El informe es recibido con altas expectativas por parte de las víctimas, pero, así como con los anteriores informes y avances del alto comisionado para los Derechos Humanos de la ONU, quedan muchas más preguntas abiertas: ¿Qué pasos siguen? ¿Cómo se materializa este proceso? ¿Cómo seguimos sosteniendo la vida? ¿Qué hacemos en la espera de respuestas?
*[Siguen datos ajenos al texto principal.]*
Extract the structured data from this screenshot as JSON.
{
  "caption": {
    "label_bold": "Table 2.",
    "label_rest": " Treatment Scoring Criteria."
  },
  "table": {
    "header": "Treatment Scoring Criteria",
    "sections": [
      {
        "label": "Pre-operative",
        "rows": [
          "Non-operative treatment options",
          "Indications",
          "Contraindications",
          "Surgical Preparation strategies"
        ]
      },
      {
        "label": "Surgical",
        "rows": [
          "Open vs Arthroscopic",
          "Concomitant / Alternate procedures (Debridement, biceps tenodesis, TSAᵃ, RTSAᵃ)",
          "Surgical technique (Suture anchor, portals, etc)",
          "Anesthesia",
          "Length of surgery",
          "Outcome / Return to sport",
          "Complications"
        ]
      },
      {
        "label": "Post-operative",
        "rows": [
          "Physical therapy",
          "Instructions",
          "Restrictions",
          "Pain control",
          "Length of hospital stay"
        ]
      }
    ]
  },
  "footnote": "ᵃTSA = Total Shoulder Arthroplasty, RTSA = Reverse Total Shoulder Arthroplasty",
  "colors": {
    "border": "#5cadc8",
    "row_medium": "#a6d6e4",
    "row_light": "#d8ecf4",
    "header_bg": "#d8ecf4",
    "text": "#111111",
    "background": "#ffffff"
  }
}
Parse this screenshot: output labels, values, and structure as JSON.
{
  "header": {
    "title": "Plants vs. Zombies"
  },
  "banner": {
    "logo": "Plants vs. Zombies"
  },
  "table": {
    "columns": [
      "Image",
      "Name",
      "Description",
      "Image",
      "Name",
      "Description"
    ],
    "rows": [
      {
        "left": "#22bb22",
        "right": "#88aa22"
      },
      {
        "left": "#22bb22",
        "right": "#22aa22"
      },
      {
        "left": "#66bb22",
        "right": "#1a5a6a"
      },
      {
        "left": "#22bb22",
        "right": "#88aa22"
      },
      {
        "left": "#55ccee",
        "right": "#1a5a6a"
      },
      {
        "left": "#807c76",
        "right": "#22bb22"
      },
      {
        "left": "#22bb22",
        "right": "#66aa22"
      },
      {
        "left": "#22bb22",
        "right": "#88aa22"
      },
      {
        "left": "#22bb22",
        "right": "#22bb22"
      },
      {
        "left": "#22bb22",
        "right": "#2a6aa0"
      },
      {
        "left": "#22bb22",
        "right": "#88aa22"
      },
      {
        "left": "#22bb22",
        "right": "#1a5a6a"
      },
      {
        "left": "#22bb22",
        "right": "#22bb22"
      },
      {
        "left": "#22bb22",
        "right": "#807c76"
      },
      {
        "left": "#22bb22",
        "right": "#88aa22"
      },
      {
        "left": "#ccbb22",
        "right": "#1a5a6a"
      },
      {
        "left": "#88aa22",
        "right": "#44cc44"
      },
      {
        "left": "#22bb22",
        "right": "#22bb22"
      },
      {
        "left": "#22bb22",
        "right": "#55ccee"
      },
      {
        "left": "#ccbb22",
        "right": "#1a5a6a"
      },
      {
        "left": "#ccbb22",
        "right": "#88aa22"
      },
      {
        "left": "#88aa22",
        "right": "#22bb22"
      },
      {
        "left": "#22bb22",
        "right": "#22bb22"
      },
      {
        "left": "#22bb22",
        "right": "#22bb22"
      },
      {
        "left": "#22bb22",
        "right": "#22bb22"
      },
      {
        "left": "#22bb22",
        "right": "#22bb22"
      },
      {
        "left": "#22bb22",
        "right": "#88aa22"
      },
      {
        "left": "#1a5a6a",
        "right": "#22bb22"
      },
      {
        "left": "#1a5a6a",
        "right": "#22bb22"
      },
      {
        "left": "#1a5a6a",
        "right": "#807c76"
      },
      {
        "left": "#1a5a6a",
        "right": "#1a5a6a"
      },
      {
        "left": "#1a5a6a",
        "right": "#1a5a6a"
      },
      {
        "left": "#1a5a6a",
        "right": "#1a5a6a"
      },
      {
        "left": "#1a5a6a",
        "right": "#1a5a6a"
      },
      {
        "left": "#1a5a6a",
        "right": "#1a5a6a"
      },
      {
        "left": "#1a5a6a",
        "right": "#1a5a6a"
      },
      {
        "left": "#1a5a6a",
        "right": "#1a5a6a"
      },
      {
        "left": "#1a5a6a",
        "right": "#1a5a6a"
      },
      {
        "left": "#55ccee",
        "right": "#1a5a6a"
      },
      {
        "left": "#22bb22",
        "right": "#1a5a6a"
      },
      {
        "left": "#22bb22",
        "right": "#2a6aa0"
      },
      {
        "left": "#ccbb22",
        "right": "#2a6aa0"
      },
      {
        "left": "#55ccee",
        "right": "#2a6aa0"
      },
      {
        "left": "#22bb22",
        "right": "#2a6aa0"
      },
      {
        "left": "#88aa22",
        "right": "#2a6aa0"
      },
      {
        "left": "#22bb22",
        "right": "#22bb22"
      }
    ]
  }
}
Esa es una de las grandes tensiones que encontré en el trabajo etnográfico, cada vez que hallábamos un espacio de resistencia, como buscar tumbas, acompañar familias, apoyar a los huérfanos, también era visible que esos espacios que creíamos ganancia eran una constante restricción de los rangos de acción, así como ocurre con la militarización de la pandemia: cada vez más a lo privado, cada vez más a lo personal, cada vez menos público, cada vez menos posibilidad de asociarse y encontrarse. Entendí las virtudes de apoyar iniciativas micro políticas, como recolectar juguetes u organizar un sancocho, pero ellas también me enseñaron a ver el paisaje completo, de lo contrario estas acciones se irán convirtiendo en pequeñas islas hasta que sean insostenibles en el tiempo. Y, en efecto, así ha sido.